Singapore’s public healthcare workers can now build their own AI agents
By Zenith Wong
Synapxe’s Agentsea lets public healthcare professionals build AI agents with little to no technical expertise, with more than 12,000 agents created since the platform’s introduction in June.

Public healthcare professionals can use Agentsea to build AI agents for tasks ranging from clinical record summarisation to roster generation. Image: Synapxe
Using a sector-wide platform, all public healthcare professionals in Singapore can build their own AI agents to automate work tasks with little to no technical expertise.
The platform is known as Agentsea, which can be operated with natural language. It was developed by Singapore’s national healthtech agency, Synapxe.
This was announced by Tan Kiat How, senior minister of state for the Ministry of Digital Development and Ministry of Health of Singapore, at the Healthcare Information and Management Systems Society (HIMSS) Global Health Conference and Exhibition.
Tan framed Agentsea as part of a broader push to redesign workflows around AI, adding that AI in healthcare should “make the health system more productive and more resilient” and enable care teams to intervene earlier and focus on patients rather than paperwork.
How it works
The agent will first ask the user, in plain language, what kind of agent they want to create and what job it should do.
Following that, users just need to plainly describe the agent’s desired functions, as well as input the required documents for the task.

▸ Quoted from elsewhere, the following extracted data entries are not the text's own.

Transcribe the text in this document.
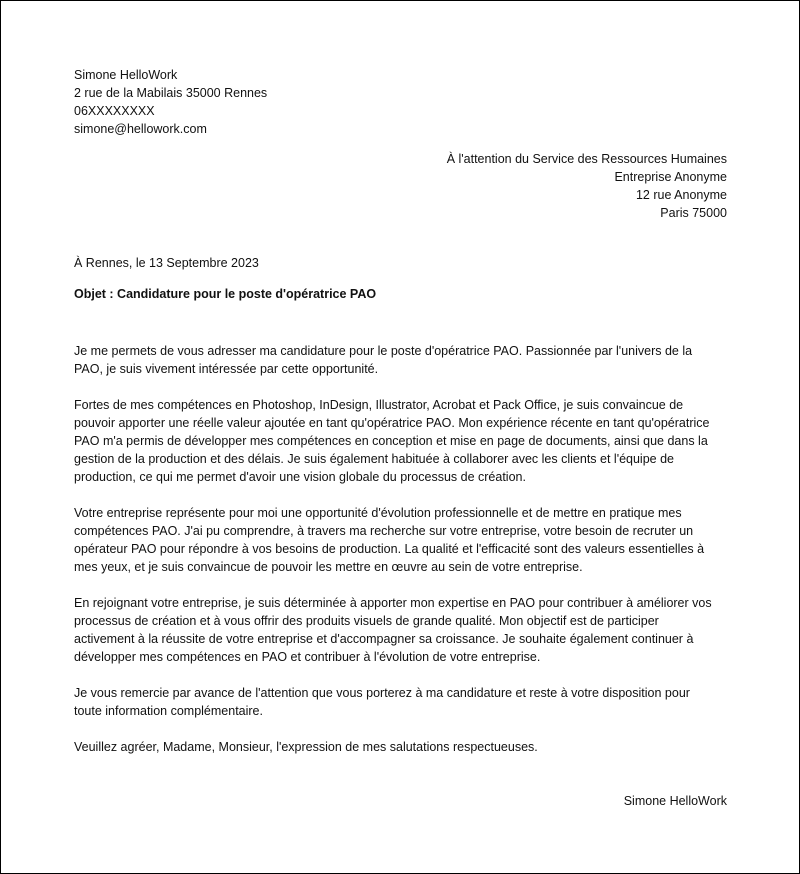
Simone HelloWork
2 rue de la Mabilais 35000 Rennes
06XXXXXXXX
simone@hellowork.com
À l'attention du Service des Ressources Humaines
Entreprise Anonyme
12 rue Anonyme
Paris 75000
À Rennes, le 13 Septembre 2023
Objet : Candidature pour le poste d'opératrice PAO

Je me permets de vous adresser ma candidature pour le poste d'opératrice PAO. Passionnée par l'univers de la
PAO, je suis vivement intéressée par cette opportunité.

Fortes de mes compétences en Photoshop, InDesign, Illustrator, Acrobat et Pack Office, je suis convaincue de
pouvoir apporter une réelle valeur ajoutée en tant qu'opératrice PAO. Mon expérience récente en tant qu'opératrice
PAO m'a permis de développer mes compétences en conception et mise en page de documents, ainsi que dans la
gestion de la production et des délais. Je suis également habituée à collaborer avec les clients et l'équipe de
production, ce qui me permet d'avoir une vision globale du processus de création.

Votre entreprise représente pour moi une opportunité d'évolution professionnelle et de mettre en pratique mes
compétences PAO. J'ai pu comprendre, à travers ma recherche sur votre entreprise, votre besoin de recruter un
opérateur PAO pour répondre à vos besoins de production. La qualité et l'efficacité sont des valeurs essentielles à
mes yeux, et je suis convaincue de pouvoir les mettre en œuvre au sein de votre entreprise.

En rejoignant votre entreprise, je suis déterminée à apporter mon expertise en PAO pour contribuer à améliorer vos
processus de création et à vous offrir des produits visuels de grande qualité. Mon objectif est de participer
activement à la réussite de votre entreprise et d'accompagner sa croissance. Je souhaite également continuer à
développer mes compétences en PAO et contribuer à l'évolution de votre entreprise.

Je vous remercie par avance de l'attention que vous porterez à ma candidature et reste à votre disposition pour
toute information complémentaire.

Veuillez agréer, Madame, Monsieur, l'expression de mes salutations respectueuses.

Simone HelloWork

Examples of tasks include summarising clinical records, reviewing procurements, generating rosters.
The platform then automatically proposes a working agent with suggested tools attached, which the user can then review and tweak.
Through a chat-like interface, the user can then refine and test the agent through a chat-like interface that provides sample outputs that can be checked for accuracy.
Since its introduction in June, over 12,000 such agents have been built by healthcare professionals.
“By empowering our healthcare professionals with practical AI capabilities, we enable them to simplify time-consuming tasks and spend more time on patient care, collaboration and other areas where their expertise matters most,” said Synapxe's Chief Data Officer, Andy Ta, at the launch event.
How agents are used in healthcare
Doctors can use Agentsea for pre-clerking, which is the preparatory research work done prior to patient consultations.
“It can take considerable time and effort, includes reviewing patient histories, flagging relevant clinical details and consolidating records,” said assistant professor, Dr Kenneth Michael Chew, consultant from the Department of Cardiology at National Heart Centre Singapore.
Chew said he created a pre-clerking agent with Agentsea with no coding experience.
Verifying his agent with Agentsea’s in-built agent-testing mechanisms also helped improve the accuracy of the agent’s outputs, he said.
“This has not replaced the need for verification or my own clinical assessment, but has made my preparation more efficient, allowing me to focus on delivering more personalised care during consultations,” said Dr Chew.
Collaborations are underway between healthcare professionals and Synapxe to develop new complex enterprise agents, such as systems that can automate human resource processes and clinical operations.
These systems aimed to “reduce manual effort, improve turnaround times and enhance operational efficiency for our public healthcare professionals,” said Synapxe in a media release.
Built-in safety guardrails
Commenting on GovInsider’s question on built-in safety guardrails, a spokesperson from Synapxe says that the platform ensures sensitive information is protected and not transferred out of public healthcare institutions through “robust security, data protection and privacy safeguards.”
For example, the system can detect information such as identification numbers and financial credentials and prevent them from being registered into the platform in the first place, such that these are not used in creating AI agents.
Requests that are flagged by the platform’s safety controls may also be blocked from proceeding.
“The more agency we give to AI, the stronger the safeguards around those actions must become,” said Tan, adding that “good assurance is what gives innovation the potential to scale.”